The Burglar who visited Nate Chinen Laments his own Misfortune.
It was too easy taking the VCR:
a roof, a window, a crowbar.
I left my fingerprints on all his things:
sheafs of poems, books, drums, strings
of notes, and they left imprints on me--
I became him for a time, I became N.C.
and lugged the VCR like a sacred stone
into the darkening world, into my own.
That night I had a haunting dream: I heard
a whispering as from Edgarpoe's strange bird
from beyond my bedroom door, again and again--
Chinen evermore, and evermore Chinen.
What was this wild desire in my blood
that suddenly had whelmed me, this flood
of longing for poetry, jazz, a vast Orion
of scintillance, and everything Hawaiian?

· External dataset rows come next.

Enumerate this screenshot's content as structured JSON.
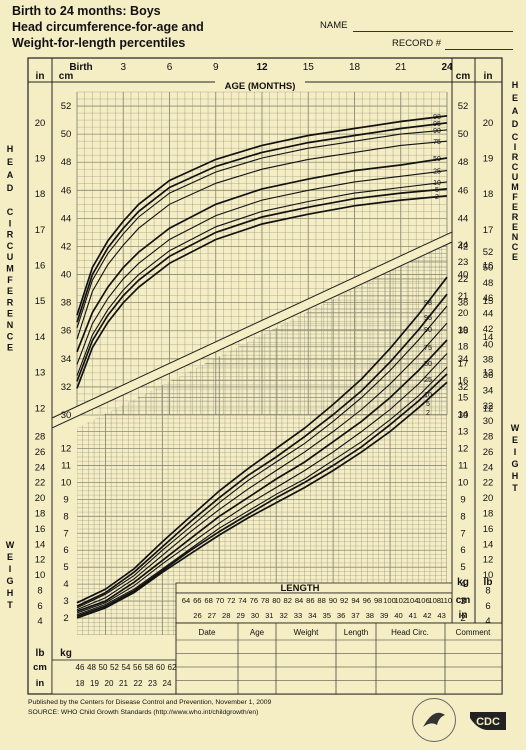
{
  "header": {
    "line1": "Birth to 24 months: Boys",
    "line2": "Head circumference-for-age and",
    "line3": "Weight-for-length percentiles",
    "name_label": "NAME",
    "record_label": "RECORD #"
  },
  "top_axis": {
    "birth_label": "Birth",
    "age_ticks": [
      "3",
      "6",
      "9",
      "12",
      "15",
      "18",
      "21",
      "24"
    ],
    "age_title": "AGE (MONTHS)",
    "unit_in": "in",
    "unit_cm": "cm"
  },
  "side_titles": {
    "head": "HEAD CIRCUMFERENCE",
    "weight": "WEIGHT"
  },
  "weight_units": {
    "lb": "lb",
    "kg": "kg"
  },
  "length_title": "LENGTH",
  "length_cm_ticks": [
    "64",
    "66",
    "68",
    "70",
    "72",
    "74",
    "76",
    "78",
    "80",
    "82",
    "84",
    "86",
    "88",
    "90",
    "92",
    "94",
    "96",
    "98",
    "100",
    "102",
    "104",
    "106",
    "108",
    "110"
  ],
  "length_in_ticks": [
    "26",
    "27",
    "28",
    "29",
    "30",
    "31",
    "32",
    "33",
    "34",
    "35",
    "36",
    "37",
    "38",
    "39",
    "40",
    "41",
    "42",
    "43"
  ],
  "bottom_length_cm_ticks": [
    "46",
    "48",
    "50",
    "52",
    "54",
    "56",
    "58",
    "60",
    "62"
  ],
  "bottom_length_in_ticks": [
    "18",
    "19",
    "20",
    "21",
    "22",
    "23",
    "24"
  ],
  "table": {
    "headers": [
      "Date",
      "Age",
      "Weight",
      "Length",
      "Head Circ.",
      "Comment"
    ]
  },
  "footer": {
    "line1": "Published by the Centers for Disease Control and Prevention, November 1, 2009",
    "line2": "SOURCE:  WHO Child Growth Standards (http://www.who.int/childgrowth/en)"
  },
  "logo_text": "CDC",
  "colors": {
    "background": "#f5edc4",
    "grid": "#7a7a6a",
    "curve": "#111111"
  },
  "chart_data": [
    {
      "type": "line",
      "xlabel": "AGE (MONTHS)",
      "ylabel_unit_left": "in",
      "ylabel_unit_right": "cm",
      "xlim": [
        0,
        24
      ],
      "ylim": [
        30,
        53
      ],
      "x_ticks": [
        "Birth",
        "3",
        "6",
        "9",
        "12",
        "15",
        "18",
        "21",
        "24"
      ],
      "y_ticks_cm": [
        "30",
        "32",
        "34",
        "36",
        "38",
        "40",
        "42",
        "44",
        "46",
        "48",
        "50",
        "52"
      ],
      "y_ticks_in": [
        "12",
        "13",
        "14",
        "15",
        "16",
        "17",
        "18",
        "19",
        "20"
      ],
      "x": [
        0,
        1,
        2,
        3,
        4,
        6,
        9,
        12,
        15,
        18,
        21,
        24
      ],
      "series": [
        {
          "name": "98",
          "values": [
            37.1,
            40.5,
            42.4,
            43.8,
            45.0,
            46.7,
            48.2,
            49.2,
            49.9,
            50.4,
            50.9,
            51.3
          ]
        },
        {
          "name": "95",
          "values": [
            36.6,
            40.0,
            41.9,
            43.3,
            44.5,
            46.2,
            47.7,
            48.7,
            49.4,
            49.9,
            50.4,
            50.8
          ]
        },
        {
          "name": "90",
          "values": [
            36.2,
            39.6,
            41.5,
            42.9,
            44.1,
            45.8,
            47.3,
            48.3,
            49.0,
            49.5,
            50.0,
            50.3
          ]
        },
        {
          "name": "75",
          "values": [
            35.4,
            38.8,
            40.7,
            42.1,
            43.3,
            45.0,
            46.5,
            47.5,
            48.2,
            48.7,
            49.2,
            49.5
          ]
        },
        {
          "name": "50",
          "values": [
            34.5,
            37.3,
            39.1,
            40.5,
            41.6,
            43.3,
            45.0,
            46.1,
            46.8,
            47.4,
            47.8,
            48.3
          ]
        },
        {
          "name": "25",
          "values": [
            33.6,
            36.5,
            38.3,
            39.7,
            40.8,
            42.5,
            44.2,
            45.3,
            46.0,
            46.6,
            47.0,
            47.4
          ]
        },
        {
          "name": "10",
          "values": [
            32.8,
            35.7,
            37.5,
            38.9,
            40.0,
            41.7,
            43.4,
            44.5,
            45.2,
            45.8,
            46.2,
            46.6
          ]
        },
        {
          "name": "5",
          "values": [
            32.4,
            35.3,
            37.1,
            38.5,
            39.6,
            41.3,
            43.0,
            44.1,
            44.8,
            45.4,
            45.8,
            46.1
          ]
        },
        {
          "name": "2",
          "values": [
            31.9,
            34.8,
            36.6,
            38.0,
            39.1,
            40.8,
            42.5,
            43.6,
            44.3,
            44.9,
            45.3,
            45.6
          ]
        }
      ]
    },
    {
      "type": "line",
      "xlabel": "LENGTH",
      "x_unit": "cm",
      "y_unit": "kg",
      "xlim": [
        45,
        110
      ],
      "ylim": [
        1,
        24
      ],
      "y_ticks_kg": [
        "2",
        "3",
        "4",
        "5",
        "6",
        "7",
        "8",
        "9",
        "10",
        "11",
        "12",
        "13",
        "14",
        "15",
        "16",
        "17",
        "18",
        "19",
        "20",
        "21",
        "22",
        "23",
        "24"
      ],
      "y_ticks_lb": [
        "4",
        "6",
        "8",
        "10",
        "12",
        "14",
        "16",
        "18",
        "20",
        "22",
        "24",
        "26",
        "28",
        "30",
        "32",
        "34",
        "36",
        "38",
        "40",
        "42",
        "44",
        "46",
        "48",
        "50",
        "52"
      ],
      "x": [
        45,
        50,
        55,
        60,
        65,
        70,
        75,
        80,
        85,
        90,
        95,
        100,
        105,
        110
      ],
      "series": [
        {
          "name": "98",
          "values": [
            2.9,
            3.7,
            4.9,
            6.5,
            8.0,
            9.5,
            10.8,
            12.0,
            13.2,
            14.6,
            16.1,
            17.9,
            19.9,
            22.1
          ]
        },
        {
          "name": "95",
          "values": [
            2.7,
            3.5,
            4.7,
            6.2,
            7.7,
            9.1,
            10.4,
            11.5,
            12.7,
            14.0,
            15.4,
            17.1,
            19.0,
            21.1
          ]
        },
        {
          "name": "90",
          "values": [
            2.6,
            3.4,
            4.5,
            6.0,
            7.4,
            8.8,
            10.1,
            11.2,
            12.3,
            13.6,
            15.0,
            16.6,
            18.4,
            20.4
          ]
        },
        {
          "name": "75",
          "values": [
            2.5,
            3.2,
            4.3,
            5.7,
            7.1,
            8.4,
            9.6,
            10.7,
            11.8,
            13.0,
            14.3,
            15.8,
            17.5,
            19.4
          ]
        },
        {
          "name": "50",
          "values": [
            2.4,
            3.0,
            4.1,
            5.4,
            6.7,
            8.0,
            9.1,
            10.2,
            11.2,
            12.4,
            13.6,
            15.0,
            16.6,
            18.4
          ]
        },
        {
          "name": "25",
          "values": [
            2.3,
            2.9,
            3.9,
            5.2,
            6.4,
            7.6,
            8.7,
            9.7,
            10.7,
            11.8,
            13.0,
            14.3,
            15.8,
            17.6
          ]
        },
        {
          "name": "10",
          "values": [
            2.2,
            2.8,
            3.7,
            4.9,
            6.1,
            7.3,
            8.3,
            9.3,
            10.2,
            11.3,
            12.4,
            13.7,
            15.1,
            16.8
          ]
        },
        {
          "name": "5",
          "values": [
            2.1,
            2.7,
            3.6,
            4.8,
            6.0,
            7.1,
            8.1,
            9.1,
            10.0,
            11.0,
            12.1,
            13.4,
            14.8,
            16.4
          ]
        },
        {
          "name": "2",
          "values": [
            2.0,
            2.6,
            3.5,
            4.7,
            5.8,
            6.9,
            7.9,
            8.8,
            9.7,
            10.7,
            11.8,
            13.0,
            14.4,
            15.9
          ]
        }
      ]
    }
  ]
}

I wanted more: the stereo next, I thought,
at Writers House, and maybe some song
caught in the player, Miles or Mingus, or better yet,
the unheard melodies of some quintet
rising like a Boticellian virgin
above the gong-tormented sea. Or like a sturgeon.
Did I not see it coming, this addiction
stranger than in poetry or fiction:
the more I've stolen, the more there is to steal
and the more I sense my brain unhinge and reel.

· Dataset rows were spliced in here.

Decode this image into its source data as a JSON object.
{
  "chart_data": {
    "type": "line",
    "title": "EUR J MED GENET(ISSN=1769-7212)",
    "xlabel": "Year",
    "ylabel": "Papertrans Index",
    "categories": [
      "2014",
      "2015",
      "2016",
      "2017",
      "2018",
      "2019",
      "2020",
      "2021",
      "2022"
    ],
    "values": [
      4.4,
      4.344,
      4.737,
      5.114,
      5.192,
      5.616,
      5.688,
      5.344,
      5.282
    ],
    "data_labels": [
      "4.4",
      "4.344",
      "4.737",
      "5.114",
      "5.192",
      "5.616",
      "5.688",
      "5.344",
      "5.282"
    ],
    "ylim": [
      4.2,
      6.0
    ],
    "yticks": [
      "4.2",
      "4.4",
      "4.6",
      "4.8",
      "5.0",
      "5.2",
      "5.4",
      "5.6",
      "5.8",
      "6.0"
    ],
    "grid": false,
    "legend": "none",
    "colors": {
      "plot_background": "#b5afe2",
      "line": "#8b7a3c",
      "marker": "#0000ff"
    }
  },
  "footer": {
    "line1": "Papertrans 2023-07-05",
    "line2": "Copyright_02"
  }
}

I thieve a word, and twenty poems fall
out of his pockets. I burgle E-flat, scrawl
the note on a clef, and a rainbow of chords arcs down
from his open window. I snatch a poster and the world
is suddenly papered and by his hand unfurled.

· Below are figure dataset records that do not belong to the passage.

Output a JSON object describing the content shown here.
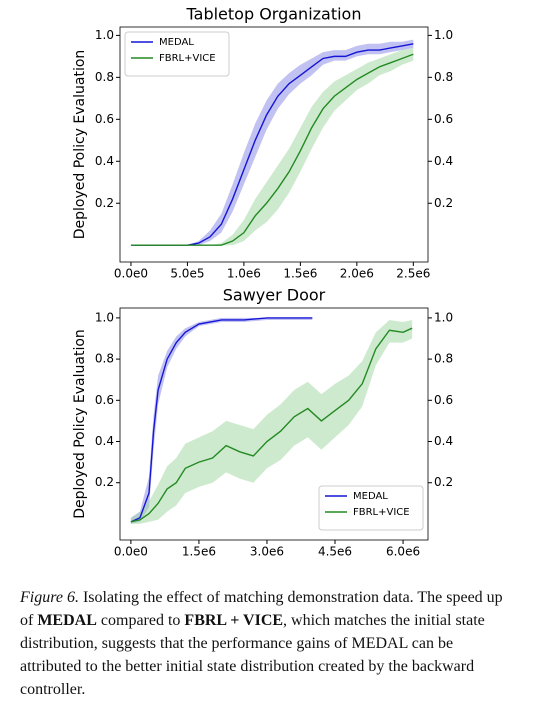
{
  "chart_data": [
    {
      "type": "line",
      "title": "Tabletop Organization",
      "ylabel": "Deployed Policy Evaluation",
      "xlim": [
        -97000,
        2630000
      ],
      "ylim": [
        -0.08,
        1.04
      ],
      "y2lim": [
        -0.08,
        1.04
      ],
      "xticks": [
        {
          "value": 0,
          "label": "0.0e0"
        },
        {
          "value": 500000,
          "label": "5.0e5"
        },
        {
          "value": 1000000,
          "label": "1.0e6"
        },
        {
          "value": 1500000,
          "label": "1.5e6"
        },
        {
          "value": 2000000,
          "label": "2.0e6"
        },
        {
          "value": 2500000,
          "label": "2.5e6"
        }
      ],
      "yticks": [
        {
          "value": 1,
          "label": "1.0"
        },
        0.8,
        0.6,
        0.4,
        0.2
      ],
      "y2ticks": [
        {
          "value": 1,
          "label": "1.0"
        },
        0.8,
        0.6,
        0.4,
        0.2
      ],
      "legend": "upper left",
      "series": [
        {
          "name": "MEDAL",
          "color": "#1515d6",
          "band_color": "#8f8fe8",
          "x": [
            0,
            100000,
            200000,
            300000,
            400000,
            500000,
            600000,
            700000,
            800000,
            900000,
            1000000,
            1100000,
            1200000,
            1300000,
            1400000,
            1500000,
            1600000,
            1700000,
            1800000,
            1900000,
            2000000,
            2100000,
            2200000,
            2300000,
            2400000,
            2500000
          ],
          "values": [
            0,
            0,
            0,
            0,
            0,
            0,
            0.01,
            0.04,
            0.1,
            0.22,
            0.36,
            0.5,
            0.62,
            0.71,
            0.77,
            0.81,
            0.85,
            0.89,
            0.9,
            0.9,
            0.92,
            0.93,
            0.93,
            0.94,
            0.95,
            0.96
          ],
          "lower": [
            0,
            0,
            0,
            0,
            0,
            0,
            0,
            0.02,
            0.06,
            0.16,
            0.29,
            0.42,
            0.55,
            0.65,
            0.72,
            0.77,
            0.81,
            0.86,
            0.88,
            0.88,
            0.9,
            0.91,
            0.91,
            0.92,
            0.93,
            0.94
          ],
          "upper": [
            0,
            0,
            0,
            0,
            0,
            0,
            0.02,
            0.07,
            0.15,
            0.29,
            0.44,
            0.58,
            0.69,
            0.77,
            0.82,
            0.86,
            0.89,
            0.92,
            0.93,
            0.93,
            0.95,
            0.96,
            0.96,
            0.97,
            0.97,
            0.98
          ]
        },
        {
          "name": "FBRL+VICE",
          "color": "#238a23",
          "band_color": "#a6d8a6",
          "x": [
            0,
            100000,
            200000,
            300000,
            400000,
            500000,
            600000,
            700000,
            800000,
            900000,
            1000000,
            1100000,
            1200000,
            1300000,
            1400000,
            1500000,
            1600000,
            1700000,
            1800000,
            1900000,
            2000000,
            2100000,
            2200000,
            2300000,
            2400000,
            2500000
          ],
          "values": [
            0,
            0,
            0,
            0,
            0,
            0,
            0,
            0,
            0,
            0.02,
            0.06,
            0.14,
            0.2,
            0.27,
            0.35,
            0.45,
            0.56,
            0.65,
            0.71,
            0.75,
            0.79,
            0.82,
            0.85,
            0.87,
            0.89,
            0.91
          ],
          "lower": [
            0,
            0,
            0,
            0,
            0,
            0,
            0,
            0,
            0,
            0,
            0.02,
            0.07,
            0.11,
            0.17,
            0.25,
            0.35,
            0.46,
            0.56,
            0.64,
            0.69,
            0.74,
            0.77,
            0.81,
            0.83,
            0.86,
            0.88
          ],
          "upper": [
            0,
            0,
            0,
            0,
            0,
            0,
            0,
            0,
            0.01,
            0.05,
            0.12,
            0.22,
            0.3,
            0.38,
            0.46,
            0.56,
            0.66,
            0.73,
            0.78,
            0.81,
            0.84,
            0.87,
            0.89,
            0.91,
            0.93,
            0.94
          ]
        }
      ]
    },
    {
      "type": "line",
      "title": "Sawyer Door",
      "ylabel": "Deployed Policy Evaluation",
      "xlim": [
        -240000,
        6550000
      ],
      "ylim": [
        -0.078,
        1.048
      ],
      "y2lim": [
        -0.078,
        1.048
      ],
      "xticks": [
        {
          "value": 0,
          "label": "0.0e0"
        },
        {
          "value": 1500000,
          "label": "1.5e6"
        },
        {
          "value": 3000000,
          "label": "3.0e6"
        },
        {
          "value": 4500000,
          "label": "4.5e6"
        },
        {
          "value": 6000000,
          "label": "6.0e6"
        }
      ],
      "yticks": [
        {
          "value": 1,
          "label": "1.0"
        },
        0.8,
        0.6,
        0.4,
        0.2
      ],
      "y2ticks": [
        {
          "value": 1,
          "label": "1.0"
        },
        0.8,
        0.6,
        0.4,
        0.2
      ],
      "legend": "lower right",
      "series": [
        {
          "name": "MEDAL",
          "color": "#1515d6",
          "band_color": "#8f8fe8",
          "x": [
            0,
            200000,
            400000,
            500000,
            600000,
            800000,
            1000000,
            1200000,
            1500000,
            2000000,
            2500000,
            3000000,
            3500000,
            4000000
          ],
          "values": [
            0.01,
            0.03,
            0.15,
            0.45,
            0.65,
            0.8,
            0.88,
            0.93,
            0.97,
            0.99,
            0.99,
            1.0,
            1.0,
            1.0
          ],
          "lower": [
            0,
            0.01,
            0.08,
            0.36,
            0.58,
            0.76,
            0.85,
            0.91,
            0.96,
            0.98,
            0.98,
            0.99,
            0.99,
            0.99
          ],
          "upper": [
            0.03,
            0.06,
            0.23,
            0.53,
            0.72,
            0.84,
            0.91,
            0.95,
            0.98,
            1.0,
            1.0,
            1.0,
            1.0,
            1.0
          ]
        },
        {
          "name": "FBRL+VICE",
          "color": "#238a23",
          "band_color": "#a6d8a6",
          "x": [
            0,
            200000,
            400000,
            600000,
            800000,
            1000000,
            1200000,
            1500000,
            1800000,
            2100000,
            2400000,
            2700000,
            3000000,
            3300000,
            3600000,
            3900000,
            4200000,
            4500000,
            4800000,
            5100000,
            5400000,
            5700000,
            6000000,
            6200000
          ],
          "values": [
            0.01,
            0.02,
            0.05,
            0.1,
            0.17,
            0.2,
            0.27,
            0.3,
            0.32,
            0.38,
            0.35,
            0.33,
            0.4,
            0.45,
            0.52,
            0.56,
            0.5,
            0.55,
            0.6,
            0.68,
            0.85,
            0.94,
            0.93,
            0.95
          ],
          "lower": [
            0,
            0,
            0.01,
            0.02,
            0.06,
            0.09,
            0.15,
            0.18,
            0.2,
            0.25,
            0.22,
            0.2,
            0.27,
            0.31,
            0.38,
            0.42,
            0.36,
            0.42,
            0.48,
            0.57,
            0.77,
            0.88,
            0.88,
            0.9
          ],
          "upper": [
            0.03,
            0.06,
            0.11,
            0.19,
            0.28,
            0.32,
            0.39,
            0.42,
            0.45,
            0.5,
            0.48,
            0.46,
            0.53,
            0.58,
            0.65,
            0.69,
            0.63,
            0.68,
            0.72,
            0.79,
            0.93,
            0.99,
            0.98,
            0.99
          ]
        }
      ]
    }
  ],
  "caption": [
    {
      "text": "Figure 6.",
      "style": "italic"
    },
    {
      "text": " Isolating the effect of matching demonstration data. The speed up of ",
      "style": "normal"
    },
    {
      "text": "MEDAL",
      "style": "bold"
    },
    {
      "text": " compared to ",
      "style": "normal"
    },
    {
      "text": "FBRL + VICE",
      "style": "bold"
    },
    {
      "text": ", which matches the initial state distribution, suggests that the performance gains of MEDAL can be attributed to the better initial state distribution created by the backward controller.",
      "style": "normal"
    }
  ]
}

I appropriate a verse; it becomes a hub.
My mind leaks slowly like a broken cup.
Talent must leave such excess in its wake
that it seems unaware of what I take.
Salieri to his Mozart, that is I,
tied to his coattails as he skims the sky.
And soon he'll make a heaven of Bucknell
and I must follow, though I myself am hell
dragging the tired ends of my day.
O terrible
star around which like a moon I circle,
how many of your profusions must I feel
like sunbursts, before there's nothing left to steal?
Too many, too many, too many, too many and again:
Chinen evermore, and evermore Chinen!
O inexhaustible source, O mystical hum,
how can one steal the drumming from the drum?
O cursed spite, O misbegotten fate
that I was ever born to steal from Nate.